Friday, September 24, 2021

This week's interesting finds

Some profitable companies would still pay no taxes under Democrats’ plan

The Democratic proposal approved this month by the House Ways and Means Committee would sharply raise taxes on U.S. corporations, and business groups are working hard to defeat it. The legislation would increase the top corporate tax rate to 26.5% from 21%, and remove many benefits of booking profits in low-tax foreign countries.

The bill, however, doesn’t touch the main reasons why profitable companies sometimes don’t pay taxes, including accelerated depreciation of investments and tax credits for activities such as research and development.

The legislation also expands tax credits for clean energy and low-income housing in ways that could allow some companies to move from paying little to paying nothing.

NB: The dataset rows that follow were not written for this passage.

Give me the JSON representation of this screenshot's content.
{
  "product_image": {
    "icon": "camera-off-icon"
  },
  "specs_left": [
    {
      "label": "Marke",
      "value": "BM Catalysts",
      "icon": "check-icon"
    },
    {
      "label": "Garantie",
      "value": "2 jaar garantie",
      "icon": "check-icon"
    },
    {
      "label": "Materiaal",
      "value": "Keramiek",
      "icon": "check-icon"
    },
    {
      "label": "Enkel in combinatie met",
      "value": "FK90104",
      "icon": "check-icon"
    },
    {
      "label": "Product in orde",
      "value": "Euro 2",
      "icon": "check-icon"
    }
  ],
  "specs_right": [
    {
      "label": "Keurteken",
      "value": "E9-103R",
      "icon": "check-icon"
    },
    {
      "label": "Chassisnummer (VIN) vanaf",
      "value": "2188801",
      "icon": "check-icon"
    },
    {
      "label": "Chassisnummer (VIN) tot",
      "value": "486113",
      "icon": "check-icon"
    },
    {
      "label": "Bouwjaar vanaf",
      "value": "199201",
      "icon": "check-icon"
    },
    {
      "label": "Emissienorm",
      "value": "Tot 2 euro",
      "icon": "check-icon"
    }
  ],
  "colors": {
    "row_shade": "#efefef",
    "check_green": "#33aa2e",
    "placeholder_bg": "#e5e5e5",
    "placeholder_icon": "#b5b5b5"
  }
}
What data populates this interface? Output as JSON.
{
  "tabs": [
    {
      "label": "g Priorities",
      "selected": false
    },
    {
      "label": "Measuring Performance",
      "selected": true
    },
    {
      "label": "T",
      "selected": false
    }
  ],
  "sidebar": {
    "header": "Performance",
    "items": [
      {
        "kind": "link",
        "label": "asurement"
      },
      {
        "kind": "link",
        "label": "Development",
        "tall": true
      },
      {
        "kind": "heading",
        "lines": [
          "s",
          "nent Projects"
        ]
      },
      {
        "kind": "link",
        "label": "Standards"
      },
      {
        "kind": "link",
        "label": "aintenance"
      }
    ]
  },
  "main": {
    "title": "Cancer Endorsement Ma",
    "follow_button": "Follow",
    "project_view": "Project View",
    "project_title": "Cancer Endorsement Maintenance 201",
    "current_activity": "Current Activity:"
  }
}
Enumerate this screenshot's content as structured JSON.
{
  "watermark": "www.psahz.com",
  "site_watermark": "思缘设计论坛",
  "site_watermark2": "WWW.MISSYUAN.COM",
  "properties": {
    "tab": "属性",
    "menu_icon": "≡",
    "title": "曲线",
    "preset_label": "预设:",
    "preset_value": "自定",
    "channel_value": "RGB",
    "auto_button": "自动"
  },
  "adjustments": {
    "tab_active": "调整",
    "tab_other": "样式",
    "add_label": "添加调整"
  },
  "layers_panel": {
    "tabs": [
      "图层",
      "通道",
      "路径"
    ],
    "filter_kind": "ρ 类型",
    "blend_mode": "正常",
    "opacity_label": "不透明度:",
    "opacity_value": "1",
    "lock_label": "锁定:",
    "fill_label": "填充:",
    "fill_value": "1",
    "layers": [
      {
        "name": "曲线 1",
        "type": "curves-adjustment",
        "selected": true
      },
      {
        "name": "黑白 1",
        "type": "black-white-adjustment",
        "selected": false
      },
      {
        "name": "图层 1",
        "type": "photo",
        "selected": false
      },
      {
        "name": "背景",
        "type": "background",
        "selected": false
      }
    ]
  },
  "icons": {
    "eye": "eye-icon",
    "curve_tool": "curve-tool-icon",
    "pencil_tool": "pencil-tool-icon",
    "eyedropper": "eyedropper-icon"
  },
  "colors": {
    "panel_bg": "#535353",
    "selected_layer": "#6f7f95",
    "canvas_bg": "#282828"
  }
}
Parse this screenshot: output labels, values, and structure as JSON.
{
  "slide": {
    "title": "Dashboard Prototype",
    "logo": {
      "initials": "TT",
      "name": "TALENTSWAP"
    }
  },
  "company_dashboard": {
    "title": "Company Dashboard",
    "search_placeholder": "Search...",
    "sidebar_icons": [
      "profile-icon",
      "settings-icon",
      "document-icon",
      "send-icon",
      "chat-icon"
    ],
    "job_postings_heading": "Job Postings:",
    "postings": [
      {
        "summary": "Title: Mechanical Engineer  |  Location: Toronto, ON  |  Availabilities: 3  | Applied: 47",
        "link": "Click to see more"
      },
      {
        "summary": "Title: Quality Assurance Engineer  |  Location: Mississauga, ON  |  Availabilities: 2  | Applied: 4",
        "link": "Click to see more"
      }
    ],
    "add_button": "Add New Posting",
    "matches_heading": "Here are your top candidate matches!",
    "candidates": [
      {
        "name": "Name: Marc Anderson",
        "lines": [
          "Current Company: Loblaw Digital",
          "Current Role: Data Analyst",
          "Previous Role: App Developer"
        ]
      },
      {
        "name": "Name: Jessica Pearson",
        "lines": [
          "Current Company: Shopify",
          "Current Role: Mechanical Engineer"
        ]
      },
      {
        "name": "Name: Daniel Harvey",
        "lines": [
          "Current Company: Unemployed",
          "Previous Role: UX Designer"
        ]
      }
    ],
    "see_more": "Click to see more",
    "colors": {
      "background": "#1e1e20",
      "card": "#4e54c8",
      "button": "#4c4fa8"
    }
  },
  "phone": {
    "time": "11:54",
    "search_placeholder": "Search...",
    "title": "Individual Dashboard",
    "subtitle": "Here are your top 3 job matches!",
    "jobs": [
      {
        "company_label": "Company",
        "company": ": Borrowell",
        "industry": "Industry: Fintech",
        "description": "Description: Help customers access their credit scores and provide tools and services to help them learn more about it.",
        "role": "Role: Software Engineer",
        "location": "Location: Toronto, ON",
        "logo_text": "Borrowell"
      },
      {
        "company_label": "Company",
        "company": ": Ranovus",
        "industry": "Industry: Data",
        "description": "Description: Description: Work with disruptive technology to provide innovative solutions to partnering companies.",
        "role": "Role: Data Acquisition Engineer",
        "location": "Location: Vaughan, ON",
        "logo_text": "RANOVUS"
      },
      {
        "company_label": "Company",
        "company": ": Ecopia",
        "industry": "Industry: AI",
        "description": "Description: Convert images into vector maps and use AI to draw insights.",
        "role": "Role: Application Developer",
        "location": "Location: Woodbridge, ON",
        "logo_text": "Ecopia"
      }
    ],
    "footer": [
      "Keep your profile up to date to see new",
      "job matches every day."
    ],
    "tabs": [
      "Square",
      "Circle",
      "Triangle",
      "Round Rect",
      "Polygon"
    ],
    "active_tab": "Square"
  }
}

The bill moving through Congress represents an explicit choice by Democrats to tolerate some zero-tax companies and steer tax advantages to companies that engage in favoured activities.

 


To a man with a hammer, every problem looks like a nail. To the Federal Reserve, every problem is met with more liquidity. Unfortunately, the Fed has little control of where this liquidity goes. First, it went into equity markets, fueling an outright equity bubble. Then it overflowed into private equity and venture capital, creating demons there as well. Then it overflowed into “meme stonks” Not satisfied with the damage wrought on the financial economy, liquidity began overflowing into the real economy. There’s currently an epic housing bubble that’s leading to increasing wealth inequality and polarization.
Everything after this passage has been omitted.